Concept

David Shapiro (poet)

Summary
David Shapiro (born January 2, 1947) is an American poet, literary critic, and art historian. He has written some twenty volumes of poetry, literary, and art criticism. He was first published at the age of thirteen, and his first book was published when he was eighteen. Born in Newark, New Jersey, Shapiro grew up in Newark and attended Weequahic High School before matriculating at the age of 171⁄2 at Columbia University, from which he holds a B.A. (1968) and a Ph.D. (1973) in English. Already a musician of professional competence as a youth, from 1963 he was a violinist with the New Jersey Symphony and the American Symphony, among others. Between 1968 and 1970, he studied at the University of Cambridge on a Kellett Fellowship, from which he holds an M.A. with honors. Having previously taught at Columbia (in the Department of English and Comparative Literature), Princeton University, and Brooklyn College, Shapiro teaches poetry and literature at Cooper Union and is currently the William Paterson professor of art history at William Paterson University.
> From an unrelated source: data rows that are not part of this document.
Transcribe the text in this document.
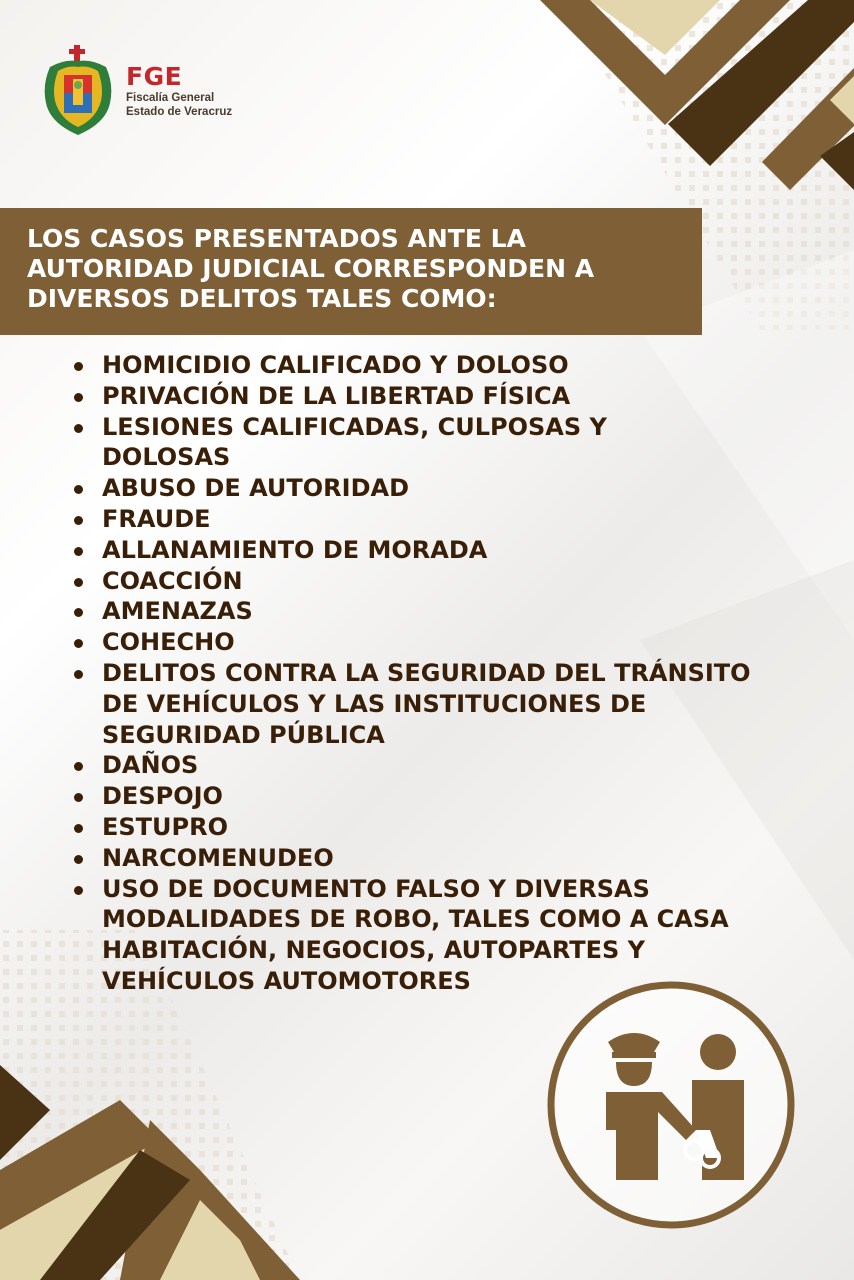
FGE
Fiscalía General
Estado de Veracruz
LOS CASOS PRESENTADOS ANTE LA AUTORIDAD JUDICIAL CORRESPONDEN A DIVERSOS DELITOS TALES COMO:
HOMICIDIO CALIFICADO Y DOLOSO
PRIVACIÓN DE LA LIBERTAD FÍSICA
LESIONES CALIFICADAS, CULPOSAS Y DOLOSAS
ABUSO DE AUTORIDAD
FRAUDE
ALLANAMIENTO DE MORADA
COACCIÓN
AMENAZAS
COHECHO
DELITOS CONTRA LA SEGURIDAD DEL TRÁNSITO DE VEHÍCULOS Y LAS INSTITUCIONES DE SEGURIDAD PÚBLICA
DAÑOS
DESPOJO
ESTUPRO
NARCOMENUDEO
USO DE DOCUMENTO FALSO Y DIVERSAS MODALIDADES DE ROBO, TALES COMO A CASA HABITACIÓN, NEGOCIOS, AUTOPARTES Y VEHÍCULOS AUTOMOTORES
He achieved brief notoriety during the 1968 student uprising at Columbia, when he was photographed sitting behind the desk of President Grayson L. Kirk wearing dark glasses and smoking a cigar; Shapiro later described the cigar as "horrible". Shapiro's writing includes a monograph on John Ashbery, a book on Jim Dine’s paintings, a book on Piet Mondrian’s flower studies, and a book on Jasper Johns’ drawings. He has translated Rafael Alberti’s poems on Pablo Picasso, and the writings of the Sonia and Robert Delaunay. His sonnets on the death of Socrates are the basis for Unwritten, a song cycle by Mohammed Fairouz.